I once lived about twenty miles from the VCY and planned at one time to build an N scale model of the railroad (circa 1955) in my slightly oversized garage. The garage would still need to accommodate my car, but provided plenty of room for the VCY's interchange with the Southern Pacific and large representations of many of the VCY's customers.

 

The Ventura County Railway is covered in great detail in Bruce Morden's article in Layout Design Journal #26, published in the Spring of 2001 by the Layout Design SIG. The article includes a detailed description of my plan, along with another conceptual plan by Jon Cure, as well as spotting maps and a number of photos.
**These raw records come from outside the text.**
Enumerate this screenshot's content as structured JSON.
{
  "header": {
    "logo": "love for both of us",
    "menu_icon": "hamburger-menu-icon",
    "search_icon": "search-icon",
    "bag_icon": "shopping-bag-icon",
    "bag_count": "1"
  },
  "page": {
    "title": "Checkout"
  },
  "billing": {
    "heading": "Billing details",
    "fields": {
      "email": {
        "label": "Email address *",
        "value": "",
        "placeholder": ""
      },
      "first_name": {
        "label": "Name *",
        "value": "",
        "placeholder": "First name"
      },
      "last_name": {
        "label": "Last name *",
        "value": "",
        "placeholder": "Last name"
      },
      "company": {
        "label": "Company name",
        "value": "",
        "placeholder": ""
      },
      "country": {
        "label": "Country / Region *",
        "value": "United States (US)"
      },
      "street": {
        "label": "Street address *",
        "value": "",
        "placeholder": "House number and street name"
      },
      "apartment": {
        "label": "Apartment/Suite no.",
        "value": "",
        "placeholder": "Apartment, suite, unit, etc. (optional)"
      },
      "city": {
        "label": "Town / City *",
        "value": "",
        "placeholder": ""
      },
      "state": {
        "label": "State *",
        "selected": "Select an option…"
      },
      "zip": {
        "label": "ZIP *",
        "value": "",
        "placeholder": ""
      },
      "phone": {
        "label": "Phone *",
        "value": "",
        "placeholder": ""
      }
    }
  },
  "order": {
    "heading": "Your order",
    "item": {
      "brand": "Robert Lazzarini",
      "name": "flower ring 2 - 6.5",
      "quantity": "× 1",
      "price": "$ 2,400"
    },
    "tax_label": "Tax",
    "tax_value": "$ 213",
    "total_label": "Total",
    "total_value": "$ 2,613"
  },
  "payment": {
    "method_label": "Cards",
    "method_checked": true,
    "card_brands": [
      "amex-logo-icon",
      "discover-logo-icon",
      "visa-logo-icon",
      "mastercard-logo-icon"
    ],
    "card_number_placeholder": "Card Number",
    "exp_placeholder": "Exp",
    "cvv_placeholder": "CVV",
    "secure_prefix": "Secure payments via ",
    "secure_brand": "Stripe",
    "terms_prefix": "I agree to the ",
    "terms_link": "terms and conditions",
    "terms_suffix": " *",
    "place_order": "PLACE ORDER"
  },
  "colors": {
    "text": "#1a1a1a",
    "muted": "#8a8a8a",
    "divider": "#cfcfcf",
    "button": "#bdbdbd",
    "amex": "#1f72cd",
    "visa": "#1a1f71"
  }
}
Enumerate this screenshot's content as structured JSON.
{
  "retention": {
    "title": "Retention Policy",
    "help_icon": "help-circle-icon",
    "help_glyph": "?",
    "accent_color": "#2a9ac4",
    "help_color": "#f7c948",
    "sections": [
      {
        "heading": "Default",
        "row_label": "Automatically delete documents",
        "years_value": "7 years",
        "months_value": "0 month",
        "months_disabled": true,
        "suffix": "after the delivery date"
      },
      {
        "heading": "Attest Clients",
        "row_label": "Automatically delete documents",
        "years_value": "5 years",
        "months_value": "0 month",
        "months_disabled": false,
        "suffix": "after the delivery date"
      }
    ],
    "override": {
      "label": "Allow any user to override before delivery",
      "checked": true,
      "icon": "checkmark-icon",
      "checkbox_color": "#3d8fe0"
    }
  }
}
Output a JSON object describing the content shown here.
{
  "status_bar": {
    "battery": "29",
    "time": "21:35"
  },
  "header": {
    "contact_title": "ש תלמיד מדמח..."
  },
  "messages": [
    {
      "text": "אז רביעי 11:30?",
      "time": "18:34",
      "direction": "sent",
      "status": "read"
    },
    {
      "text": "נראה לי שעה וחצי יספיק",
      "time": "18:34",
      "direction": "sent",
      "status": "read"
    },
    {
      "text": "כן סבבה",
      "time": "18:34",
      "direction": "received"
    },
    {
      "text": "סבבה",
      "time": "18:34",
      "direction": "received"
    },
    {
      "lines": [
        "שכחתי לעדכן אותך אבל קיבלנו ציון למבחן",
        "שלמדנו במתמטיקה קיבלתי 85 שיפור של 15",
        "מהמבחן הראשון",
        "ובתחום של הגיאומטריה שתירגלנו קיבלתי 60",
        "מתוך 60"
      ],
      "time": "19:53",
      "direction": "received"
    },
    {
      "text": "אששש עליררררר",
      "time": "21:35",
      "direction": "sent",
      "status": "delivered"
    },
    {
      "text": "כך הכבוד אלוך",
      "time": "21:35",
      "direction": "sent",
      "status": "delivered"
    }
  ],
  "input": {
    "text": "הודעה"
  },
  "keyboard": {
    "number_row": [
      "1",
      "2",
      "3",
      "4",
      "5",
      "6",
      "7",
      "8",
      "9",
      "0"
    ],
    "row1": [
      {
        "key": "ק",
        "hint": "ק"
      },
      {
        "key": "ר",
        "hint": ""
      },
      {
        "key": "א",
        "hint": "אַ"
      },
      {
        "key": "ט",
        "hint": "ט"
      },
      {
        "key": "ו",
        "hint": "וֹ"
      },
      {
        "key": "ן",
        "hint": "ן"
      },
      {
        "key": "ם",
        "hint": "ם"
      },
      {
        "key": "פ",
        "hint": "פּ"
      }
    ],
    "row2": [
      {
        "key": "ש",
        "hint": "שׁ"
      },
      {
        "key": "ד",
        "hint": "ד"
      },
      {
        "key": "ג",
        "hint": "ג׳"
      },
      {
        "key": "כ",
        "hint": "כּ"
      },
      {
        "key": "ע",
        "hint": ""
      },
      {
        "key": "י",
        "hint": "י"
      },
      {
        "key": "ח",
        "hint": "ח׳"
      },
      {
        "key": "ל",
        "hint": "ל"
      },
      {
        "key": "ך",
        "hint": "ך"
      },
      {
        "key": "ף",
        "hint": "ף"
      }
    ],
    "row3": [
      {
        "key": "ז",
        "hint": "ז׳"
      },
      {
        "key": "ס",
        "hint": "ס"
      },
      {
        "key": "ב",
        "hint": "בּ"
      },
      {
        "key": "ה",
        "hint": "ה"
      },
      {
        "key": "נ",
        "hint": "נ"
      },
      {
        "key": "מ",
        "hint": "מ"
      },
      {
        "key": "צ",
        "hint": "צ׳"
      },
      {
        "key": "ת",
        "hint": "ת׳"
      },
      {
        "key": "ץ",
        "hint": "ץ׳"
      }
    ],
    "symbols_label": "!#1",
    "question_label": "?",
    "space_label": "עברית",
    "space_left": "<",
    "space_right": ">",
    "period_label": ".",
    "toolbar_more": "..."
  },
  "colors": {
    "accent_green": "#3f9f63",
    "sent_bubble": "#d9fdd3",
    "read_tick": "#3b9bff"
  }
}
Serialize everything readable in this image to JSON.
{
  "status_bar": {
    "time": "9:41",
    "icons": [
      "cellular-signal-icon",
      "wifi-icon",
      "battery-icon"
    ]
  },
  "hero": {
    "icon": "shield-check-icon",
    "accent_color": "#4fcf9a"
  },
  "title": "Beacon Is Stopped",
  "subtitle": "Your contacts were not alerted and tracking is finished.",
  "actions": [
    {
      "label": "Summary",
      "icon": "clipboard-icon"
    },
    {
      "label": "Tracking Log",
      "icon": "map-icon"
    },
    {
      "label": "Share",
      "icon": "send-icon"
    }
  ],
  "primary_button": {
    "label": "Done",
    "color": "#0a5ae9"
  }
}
Ventura County Railroad, track plan, N scale, garage

Click image for an Adobe Acrobat (.pdf) file of layout details

For that article, I reworked my plan from about 1990. It illustrates a few ideas I've used on many other plans. The layout bridges the hood of the car, making use of the "big aisle" where the car parks. I assumed that the car would be out in the driveway for major construction or operation.

 

Active staging at the left-hand side would allow for duplicating many of the Southern Pacific's famous trains that ran up and down the Coast Line in the 1950s, including the Daylight passenger trains and "Overnight" express freights. This staging are would also generate traffic for interchange with the VCY, of course. A turntable in the active staging area would have allowed hands-off turning and shuffling of SP steam power.

 

The VCY itself includes interleaved peninsulas that make good use of the space available and isolate operating areas and scenes via double-sided backdrops. Industries are relatively large, one of my four cornerstones of layout design. (In fact, all of the cornerstones are well-represented here).

 

One thing I would probably change based on experience is to make the tracks less rigidly parallel to the benchwork edges.

 

This layout was never built due to the scarcity of the key 1950s-era VCY models in N scale (GE 70-tonners) and my evolving interests (not to mention procrastination skills). But it was a great space and would have been a very engaging model railroad.